Community concern over unusual siltation of Wonboyn estuary has intensified, with emerging reports that scientific studies conducted by the Office of Environment and Heritage (OEH) and NSW Forestry Corp present conflicting results.
As reported last week, a meeting was conducted at Wonboyn Lake on Wednesday, February 10, with the OEH, Forestry Corp, BVSC, and EPA presenting evidence to approximately 50 Wonboyn residents.
Of most concern was whether the incidence of the unusual orange coloured silt in the lake is linked to logging in the Wonboyn catchment, with soil tests focused on the occurrence of pink Ordovician Turbidite soil.
Wonboyn Lake Ratepayers Association president Andrew Jeeves alleges OEH’s soil sample results are “diametrically opposed” to results presented by an undisclosed scientist engaged by NSW Forestry Corp, creating a major “sticking point” in the investigation.
“OEH identified the soil as highly erodible, while Forestry Corp representative Lee Blessington said he believed it was one of the most stable soils he had worked in.”

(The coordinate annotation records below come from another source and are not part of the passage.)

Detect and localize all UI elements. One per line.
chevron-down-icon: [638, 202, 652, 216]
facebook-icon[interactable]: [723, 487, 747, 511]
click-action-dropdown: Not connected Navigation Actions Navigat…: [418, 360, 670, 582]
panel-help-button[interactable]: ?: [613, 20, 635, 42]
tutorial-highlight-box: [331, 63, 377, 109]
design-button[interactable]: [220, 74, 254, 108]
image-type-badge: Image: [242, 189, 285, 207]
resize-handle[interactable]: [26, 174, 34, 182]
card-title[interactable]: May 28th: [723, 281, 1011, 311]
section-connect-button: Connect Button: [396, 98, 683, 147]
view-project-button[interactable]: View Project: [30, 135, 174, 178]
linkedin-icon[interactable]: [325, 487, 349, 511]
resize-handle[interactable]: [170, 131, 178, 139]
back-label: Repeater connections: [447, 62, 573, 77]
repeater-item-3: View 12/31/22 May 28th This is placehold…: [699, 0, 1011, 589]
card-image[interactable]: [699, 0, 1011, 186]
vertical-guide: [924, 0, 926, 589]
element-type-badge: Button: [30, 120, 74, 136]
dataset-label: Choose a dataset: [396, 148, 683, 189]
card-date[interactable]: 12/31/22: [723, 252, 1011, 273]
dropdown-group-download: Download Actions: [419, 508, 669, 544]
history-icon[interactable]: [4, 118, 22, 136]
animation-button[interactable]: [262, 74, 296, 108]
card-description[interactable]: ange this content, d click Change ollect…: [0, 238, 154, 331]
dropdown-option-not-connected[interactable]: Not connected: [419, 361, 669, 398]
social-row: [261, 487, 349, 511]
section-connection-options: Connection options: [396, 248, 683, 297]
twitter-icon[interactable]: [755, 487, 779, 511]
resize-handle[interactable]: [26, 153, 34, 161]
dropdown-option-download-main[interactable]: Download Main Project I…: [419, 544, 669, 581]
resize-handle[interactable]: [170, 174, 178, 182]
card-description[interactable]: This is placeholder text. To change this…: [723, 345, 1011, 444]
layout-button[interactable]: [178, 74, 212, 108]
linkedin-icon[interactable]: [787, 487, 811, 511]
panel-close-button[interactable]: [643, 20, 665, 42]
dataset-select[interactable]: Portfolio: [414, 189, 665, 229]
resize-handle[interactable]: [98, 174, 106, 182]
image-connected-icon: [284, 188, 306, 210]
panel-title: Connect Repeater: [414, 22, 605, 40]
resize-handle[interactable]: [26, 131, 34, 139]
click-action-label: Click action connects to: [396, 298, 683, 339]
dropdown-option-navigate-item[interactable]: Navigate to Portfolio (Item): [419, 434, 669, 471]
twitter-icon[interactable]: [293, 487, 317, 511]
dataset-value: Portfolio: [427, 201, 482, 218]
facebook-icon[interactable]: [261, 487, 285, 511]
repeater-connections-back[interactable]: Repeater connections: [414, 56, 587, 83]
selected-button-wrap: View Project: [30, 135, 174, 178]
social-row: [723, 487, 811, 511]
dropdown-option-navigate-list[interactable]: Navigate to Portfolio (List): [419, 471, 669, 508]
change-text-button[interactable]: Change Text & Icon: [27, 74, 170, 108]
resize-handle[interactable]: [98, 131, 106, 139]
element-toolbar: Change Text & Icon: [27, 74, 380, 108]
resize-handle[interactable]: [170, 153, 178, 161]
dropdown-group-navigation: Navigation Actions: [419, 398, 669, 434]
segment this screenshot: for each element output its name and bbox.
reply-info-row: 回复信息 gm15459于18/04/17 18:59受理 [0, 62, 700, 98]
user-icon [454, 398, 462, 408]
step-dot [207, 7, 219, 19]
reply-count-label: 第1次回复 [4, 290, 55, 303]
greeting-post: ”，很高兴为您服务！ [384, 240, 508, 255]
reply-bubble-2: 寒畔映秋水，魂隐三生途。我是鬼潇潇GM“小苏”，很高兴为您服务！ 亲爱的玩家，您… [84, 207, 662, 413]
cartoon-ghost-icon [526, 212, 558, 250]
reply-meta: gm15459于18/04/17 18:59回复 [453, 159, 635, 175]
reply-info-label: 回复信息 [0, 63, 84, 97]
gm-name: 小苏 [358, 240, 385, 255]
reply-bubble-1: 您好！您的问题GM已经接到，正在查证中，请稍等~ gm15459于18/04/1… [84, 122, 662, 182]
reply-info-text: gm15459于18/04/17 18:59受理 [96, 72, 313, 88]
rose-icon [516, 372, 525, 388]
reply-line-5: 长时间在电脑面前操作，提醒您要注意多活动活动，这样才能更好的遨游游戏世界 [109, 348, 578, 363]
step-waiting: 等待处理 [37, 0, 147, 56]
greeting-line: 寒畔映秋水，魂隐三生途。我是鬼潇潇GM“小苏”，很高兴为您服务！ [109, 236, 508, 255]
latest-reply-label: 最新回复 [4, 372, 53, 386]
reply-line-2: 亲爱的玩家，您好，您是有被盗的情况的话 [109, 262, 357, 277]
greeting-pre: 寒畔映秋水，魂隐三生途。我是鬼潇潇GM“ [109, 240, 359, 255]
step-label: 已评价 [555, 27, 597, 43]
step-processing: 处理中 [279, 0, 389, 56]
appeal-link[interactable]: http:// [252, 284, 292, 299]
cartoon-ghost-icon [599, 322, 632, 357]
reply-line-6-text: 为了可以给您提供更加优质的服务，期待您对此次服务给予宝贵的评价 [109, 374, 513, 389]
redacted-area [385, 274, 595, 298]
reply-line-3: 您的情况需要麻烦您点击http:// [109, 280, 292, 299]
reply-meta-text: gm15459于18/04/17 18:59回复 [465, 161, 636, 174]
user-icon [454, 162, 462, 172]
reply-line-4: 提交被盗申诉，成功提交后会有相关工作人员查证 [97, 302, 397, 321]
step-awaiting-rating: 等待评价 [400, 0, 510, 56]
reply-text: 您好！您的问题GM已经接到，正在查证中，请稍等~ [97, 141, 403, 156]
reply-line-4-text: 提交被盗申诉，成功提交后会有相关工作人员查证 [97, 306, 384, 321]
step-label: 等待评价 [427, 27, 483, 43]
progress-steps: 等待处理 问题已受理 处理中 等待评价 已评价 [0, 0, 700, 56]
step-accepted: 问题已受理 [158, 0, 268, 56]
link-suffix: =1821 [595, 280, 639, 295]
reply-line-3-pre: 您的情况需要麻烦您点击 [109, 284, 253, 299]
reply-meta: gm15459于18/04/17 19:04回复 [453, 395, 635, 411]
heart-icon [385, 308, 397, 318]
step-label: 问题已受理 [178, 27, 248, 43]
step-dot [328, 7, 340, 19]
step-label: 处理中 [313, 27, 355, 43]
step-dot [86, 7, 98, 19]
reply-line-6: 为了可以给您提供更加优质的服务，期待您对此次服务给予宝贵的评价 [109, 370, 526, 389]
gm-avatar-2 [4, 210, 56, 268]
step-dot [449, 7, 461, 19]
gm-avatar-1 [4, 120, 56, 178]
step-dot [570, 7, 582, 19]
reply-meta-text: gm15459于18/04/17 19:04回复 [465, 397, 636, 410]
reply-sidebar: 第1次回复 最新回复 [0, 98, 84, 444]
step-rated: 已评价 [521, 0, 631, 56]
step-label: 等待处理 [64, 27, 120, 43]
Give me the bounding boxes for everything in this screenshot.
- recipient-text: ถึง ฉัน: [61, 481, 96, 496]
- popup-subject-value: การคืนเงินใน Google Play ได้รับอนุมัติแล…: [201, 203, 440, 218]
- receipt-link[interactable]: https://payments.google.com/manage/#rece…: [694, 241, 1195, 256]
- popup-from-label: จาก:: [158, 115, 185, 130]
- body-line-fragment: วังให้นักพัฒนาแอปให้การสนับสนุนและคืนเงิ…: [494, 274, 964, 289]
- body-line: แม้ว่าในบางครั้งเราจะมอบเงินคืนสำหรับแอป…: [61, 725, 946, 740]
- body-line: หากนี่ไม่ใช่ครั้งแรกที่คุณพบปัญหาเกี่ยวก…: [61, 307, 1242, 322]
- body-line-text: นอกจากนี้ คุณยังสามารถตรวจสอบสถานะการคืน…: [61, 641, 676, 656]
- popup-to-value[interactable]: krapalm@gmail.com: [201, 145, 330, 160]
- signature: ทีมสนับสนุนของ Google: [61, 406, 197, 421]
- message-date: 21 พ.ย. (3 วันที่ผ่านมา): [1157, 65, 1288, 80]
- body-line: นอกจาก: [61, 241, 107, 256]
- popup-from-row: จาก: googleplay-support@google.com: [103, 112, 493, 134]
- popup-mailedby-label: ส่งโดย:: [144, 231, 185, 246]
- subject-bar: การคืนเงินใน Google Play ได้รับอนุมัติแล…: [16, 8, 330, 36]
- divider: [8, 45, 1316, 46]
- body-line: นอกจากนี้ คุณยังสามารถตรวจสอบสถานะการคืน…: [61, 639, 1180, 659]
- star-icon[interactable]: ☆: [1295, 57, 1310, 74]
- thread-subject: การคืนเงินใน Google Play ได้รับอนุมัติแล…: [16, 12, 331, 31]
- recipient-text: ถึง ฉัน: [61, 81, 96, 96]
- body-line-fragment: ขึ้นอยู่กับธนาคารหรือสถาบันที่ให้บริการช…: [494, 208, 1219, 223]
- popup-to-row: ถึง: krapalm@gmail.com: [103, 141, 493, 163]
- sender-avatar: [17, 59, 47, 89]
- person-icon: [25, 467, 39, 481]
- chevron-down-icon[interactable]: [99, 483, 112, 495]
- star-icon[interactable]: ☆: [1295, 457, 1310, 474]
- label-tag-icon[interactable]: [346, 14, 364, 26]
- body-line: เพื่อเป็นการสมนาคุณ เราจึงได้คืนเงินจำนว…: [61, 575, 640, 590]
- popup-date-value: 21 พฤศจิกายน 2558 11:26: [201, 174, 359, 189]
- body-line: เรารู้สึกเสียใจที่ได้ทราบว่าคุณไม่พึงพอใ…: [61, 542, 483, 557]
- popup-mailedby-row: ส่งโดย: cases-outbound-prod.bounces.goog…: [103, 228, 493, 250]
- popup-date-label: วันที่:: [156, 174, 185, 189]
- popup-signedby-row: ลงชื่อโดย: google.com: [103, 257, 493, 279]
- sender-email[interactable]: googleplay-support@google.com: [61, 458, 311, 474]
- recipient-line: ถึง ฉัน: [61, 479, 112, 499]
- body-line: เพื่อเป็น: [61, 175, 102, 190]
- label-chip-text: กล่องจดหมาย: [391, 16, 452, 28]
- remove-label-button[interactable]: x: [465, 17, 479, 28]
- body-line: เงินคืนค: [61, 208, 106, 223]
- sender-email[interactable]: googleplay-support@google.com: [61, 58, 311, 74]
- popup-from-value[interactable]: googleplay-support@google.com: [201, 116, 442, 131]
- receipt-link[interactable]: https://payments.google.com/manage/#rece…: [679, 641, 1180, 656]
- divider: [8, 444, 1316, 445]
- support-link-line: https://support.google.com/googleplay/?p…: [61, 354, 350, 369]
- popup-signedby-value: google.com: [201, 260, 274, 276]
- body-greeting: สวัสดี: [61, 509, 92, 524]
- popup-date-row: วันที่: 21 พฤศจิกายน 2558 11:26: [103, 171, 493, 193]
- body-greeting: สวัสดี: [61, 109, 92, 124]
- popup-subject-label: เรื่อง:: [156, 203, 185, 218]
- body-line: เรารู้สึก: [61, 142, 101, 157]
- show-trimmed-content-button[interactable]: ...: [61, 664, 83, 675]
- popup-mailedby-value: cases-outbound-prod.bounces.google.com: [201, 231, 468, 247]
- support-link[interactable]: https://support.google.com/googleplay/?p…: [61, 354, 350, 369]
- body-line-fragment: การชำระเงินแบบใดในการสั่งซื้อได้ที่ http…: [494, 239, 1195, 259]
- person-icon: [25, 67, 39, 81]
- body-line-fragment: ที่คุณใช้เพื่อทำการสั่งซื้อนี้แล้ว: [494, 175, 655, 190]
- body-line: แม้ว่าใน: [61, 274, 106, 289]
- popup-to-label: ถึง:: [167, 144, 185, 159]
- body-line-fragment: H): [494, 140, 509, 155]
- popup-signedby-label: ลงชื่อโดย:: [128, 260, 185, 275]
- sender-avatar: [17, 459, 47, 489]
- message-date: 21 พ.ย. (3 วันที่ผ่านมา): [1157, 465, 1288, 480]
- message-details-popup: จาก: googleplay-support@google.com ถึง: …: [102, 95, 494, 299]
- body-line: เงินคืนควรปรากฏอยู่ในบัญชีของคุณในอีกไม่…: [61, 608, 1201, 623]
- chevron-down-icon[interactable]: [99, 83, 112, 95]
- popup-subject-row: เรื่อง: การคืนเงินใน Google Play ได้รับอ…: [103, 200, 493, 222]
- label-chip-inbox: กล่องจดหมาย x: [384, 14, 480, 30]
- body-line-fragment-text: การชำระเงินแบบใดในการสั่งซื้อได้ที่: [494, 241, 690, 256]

Buoyed by positive investigation results thus far, Forestry Corp will continue logging in the Wonboyn catchment.
“The draft report issued by the Environment Protection Authority cites no evidence the sediment was a result of forestry activities,” a NSW Forestry Corp spokesman said on Tuesday February 23.
“Investigations by Forestry Corporation’s soil scientist found that there was substantial evidence of alternative sources of sediment within the catchment and outside of the state forests which had not been investigated by OEH.”
The Magnet sought clarification with the OEH, who issued a formal statement on Tuesday, February 23, focusing on the nature of the soil type found in the Wonboyn catchment, which dates back more than 400 million years.
“The soils formed during this period are predominantly clays that are reddish in colour and produce extremely fine grained sediments that when mixed with fresh water stay in suspension for a long time,” an OEH spokesperson said.
“The suspended sediments eroded from soils from Ordovician rocks are an inert clay and considered not hazardous.”